Ricardo Maciel dos Anjos é escritor e tradutor, autor de “Saga de um mundo despedaçado”.
Como você começa o seu dia? Você tem uma rotina matinal?
Meus dias começam sempre com um passeio com minha cachorrinha. Esse é o ritual essencial. Até mesmo por que, ela tem hora certa para ir à rua e não me deixa dormir até tarde! O que faço depois varia bastante. Há dias em que me exercito, há dias em que vou às compras, há dias em que fico à toa. Considero as manhãs como o período mais flexível, geralmente dedicado ao mundano.
Em que hora do dia você sente que trabalha melhor? Você tem algum ritual de preparação para a escrita?
Depende do trabalho! Para trabalhos ‘burocráticos’, como serviços de tradução, revisão, ou para escrita acadêmica, prefiro à tarde. Isso, às vezes, causa um pouco de conflito, pois o pós-almoço sempre fica sendo o tempo apropriado pela necessidade de uma eventual soneca – o que pode interferir nesse horário de trabalho. Nada que um café não resolva!
Já minha escrita criativa fica reservada para o final da tarde e começo da noite. Mais uma vez, a cachorrinha é a representação do ritual: o passeio vespertino marca o divisor de águas entre o burocrático e o criativo. Após o retorno, coloco as ideias em ordem, escolho uma trilha sonora adequada (quase sempre heavy metal, em suas inúmeras vertentes), abro uma cerveja e mãos à obra. Quanto à cerveja, acaba sendo um ritual também. Há uma frase, comumente atribuída a Ernest Hemingway, que diz algo parecido com “escreva bêbado e revise sóbrio, ou escreva sóbrio e revise bêbado. A verdadeira obra de arte tem tanto Dionísio quanto Apolo em seu cerne”. Sou bem adepto dessa filosofia.
Você escreve um pouco todos os dias ou em períodos concentrados? Você tem uma meta de escrita diária?
Não consigo exercer a escrita criativa todos os dias. Na verdade, até consigo, mas depende de inúmeros fatores. O principal é saber o que quero escrever. Não consigo me obrigar, ‘espremer’ o cérebro até que saia algo. Na minha experiência, o que é escrito na base do ‘chicote’ quase invariavelmente acaba sendo ou excluído ou revisado de cima abaixo. Penso que isso não deixa de ser um pouco de desperdício de tempo – gastar tempo escrevendo algo aquém do meu padrão de qualidade, para depois gastar mais tempo ainda corrigindo e revisando, sendo que eu poderia ter deixado as ideias fermentando e amadurecendo mais um pouco. Pouco ortodoxo, eu sei.

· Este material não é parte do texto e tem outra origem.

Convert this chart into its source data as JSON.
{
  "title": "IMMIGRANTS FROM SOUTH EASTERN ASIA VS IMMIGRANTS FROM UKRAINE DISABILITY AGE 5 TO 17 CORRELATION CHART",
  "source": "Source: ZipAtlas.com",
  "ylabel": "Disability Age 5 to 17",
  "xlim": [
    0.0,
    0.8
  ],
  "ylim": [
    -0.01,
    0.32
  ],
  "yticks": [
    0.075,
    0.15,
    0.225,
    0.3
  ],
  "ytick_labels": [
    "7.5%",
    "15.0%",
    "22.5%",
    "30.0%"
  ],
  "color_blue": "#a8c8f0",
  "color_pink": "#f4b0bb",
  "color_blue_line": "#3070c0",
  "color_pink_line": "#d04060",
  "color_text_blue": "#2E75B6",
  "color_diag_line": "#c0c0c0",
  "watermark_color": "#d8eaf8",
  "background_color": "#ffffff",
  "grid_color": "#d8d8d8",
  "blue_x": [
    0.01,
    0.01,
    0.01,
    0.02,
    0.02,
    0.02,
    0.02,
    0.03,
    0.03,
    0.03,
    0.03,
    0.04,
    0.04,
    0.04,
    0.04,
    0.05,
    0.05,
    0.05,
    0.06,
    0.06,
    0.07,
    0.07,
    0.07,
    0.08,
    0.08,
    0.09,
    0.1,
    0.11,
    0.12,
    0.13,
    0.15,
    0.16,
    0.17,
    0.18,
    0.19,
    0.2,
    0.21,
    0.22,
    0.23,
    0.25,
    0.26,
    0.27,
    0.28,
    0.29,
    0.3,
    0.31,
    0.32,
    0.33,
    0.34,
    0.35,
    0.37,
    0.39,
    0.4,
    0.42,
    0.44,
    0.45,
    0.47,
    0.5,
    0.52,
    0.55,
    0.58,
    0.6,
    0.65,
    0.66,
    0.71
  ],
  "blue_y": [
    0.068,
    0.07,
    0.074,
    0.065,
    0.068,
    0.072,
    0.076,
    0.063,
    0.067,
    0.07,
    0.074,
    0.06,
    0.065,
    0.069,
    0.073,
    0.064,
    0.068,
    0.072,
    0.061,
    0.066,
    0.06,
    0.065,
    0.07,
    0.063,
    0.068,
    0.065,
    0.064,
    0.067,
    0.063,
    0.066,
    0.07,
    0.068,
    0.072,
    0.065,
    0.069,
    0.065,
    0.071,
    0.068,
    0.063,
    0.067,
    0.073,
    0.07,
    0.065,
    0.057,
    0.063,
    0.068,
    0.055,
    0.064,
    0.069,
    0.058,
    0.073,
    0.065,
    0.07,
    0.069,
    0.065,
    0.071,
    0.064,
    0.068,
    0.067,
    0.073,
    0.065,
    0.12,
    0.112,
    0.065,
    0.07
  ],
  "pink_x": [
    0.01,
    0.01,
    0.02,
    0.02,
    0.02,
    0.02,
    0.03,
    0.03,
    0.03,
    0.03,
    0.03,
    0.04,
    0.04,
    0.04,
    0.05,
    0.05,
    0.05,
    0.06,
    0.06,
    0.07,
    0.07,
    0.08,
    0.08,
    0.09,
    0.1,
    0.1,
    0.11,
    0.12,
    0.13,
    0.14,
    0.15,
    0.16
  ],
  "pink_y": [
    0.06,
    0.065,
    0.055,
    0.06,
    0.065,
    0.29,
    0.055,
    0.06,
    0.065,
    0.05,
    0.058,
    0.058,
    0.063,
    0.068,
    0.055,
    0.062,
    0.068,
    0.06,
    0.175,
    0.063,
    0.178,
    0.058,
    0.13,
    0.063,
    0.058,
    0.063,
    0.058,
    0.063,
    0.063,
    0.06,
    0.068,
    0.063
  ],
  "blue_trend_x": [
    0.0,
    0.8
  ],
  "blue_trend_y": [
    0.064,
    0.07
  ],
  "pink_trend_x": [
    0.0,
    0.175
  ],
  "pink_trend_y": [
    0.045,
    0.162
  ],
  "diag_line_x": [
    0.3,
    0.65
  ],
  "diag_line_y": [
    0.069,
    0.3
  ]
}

Como é o seu processo de escrita? Uma vez que você compilou notas suficientes, é difícil começar? Como você se move da pesquisa para a escrita?
Não sou nada ortodoxo nesse aspecto. Faço muito poucas anotações. O que anoto é, no geral, um esqueleto, um roteiro, um mapa. A maioria das decisões autorais vem no momento da escrita, ou da revisão. O que costumo fazer é sempre ter algumas ideias em mente, em ‘segundo plano’, sempre fermentando, sempre evoluindo. Isso me permite ter alguns momentos de quase epifania. Às vezes, vem-me uma iluminação, uma ideia, uma continuação, algo do tipo, no banho, na academia, no passeio com a cachorrinha. É esse o sinal para a escrita do dia. Quanto a pesquisa, meu estilo de escrita e gênero literário (literatura fantástica) pedem relativamente pouca pesquisa. Mas quando preciso pesquisar algo, é feito no momento, às vezes até como parte do próprio processo de escrita.
Como você lida com as travas da escrita, como a procrastinação, o medo de não corresponder às expectativas e a ansiedade de trabalhar em projetos longos?
A procrastinação em si não me é problemática, uma vez que meu estilo de escrita pede tais momentos de pausa, de reflexão, de ócio. São nesses momentos de não-escrita que as ideias têm espaço para crescer e se desenvolver. O que me agoniza é a falta de perspectivas de continuidade, de me encontrar num beco sem saída de trama. Numa obra mais linear, em que você não pode variar de ponto de vista, de focalizador, de linha de trama, isso pode ser quase fatal – é algo que, muitas vezes, te faz ter que revisar uma quantidade imensa de texto, talvez mudar muitas coisas, de forma a eliminar os fatores que levaram ao beco sem saída narrativo.
Quanto o quesito expectativas, creio que isso seja bem tranquilo para mim. Costumo dizer que escrevo sempre algo que eu gostaria de ler – e sou um leitor muito chato. Sou extremamente crítico com o que leio e assisto – com qualquer história que eu venha a ler, assistir ou jogar. Nem mesmo obras amplamente aclamadas costumam escapar ilesas… já fui xingado por ser ter críticas a fazer sobre Drácula! Isso só para dar um exemplo de um ‘clássico’ cujos méritos enxergo claramente, mas não sem críticas.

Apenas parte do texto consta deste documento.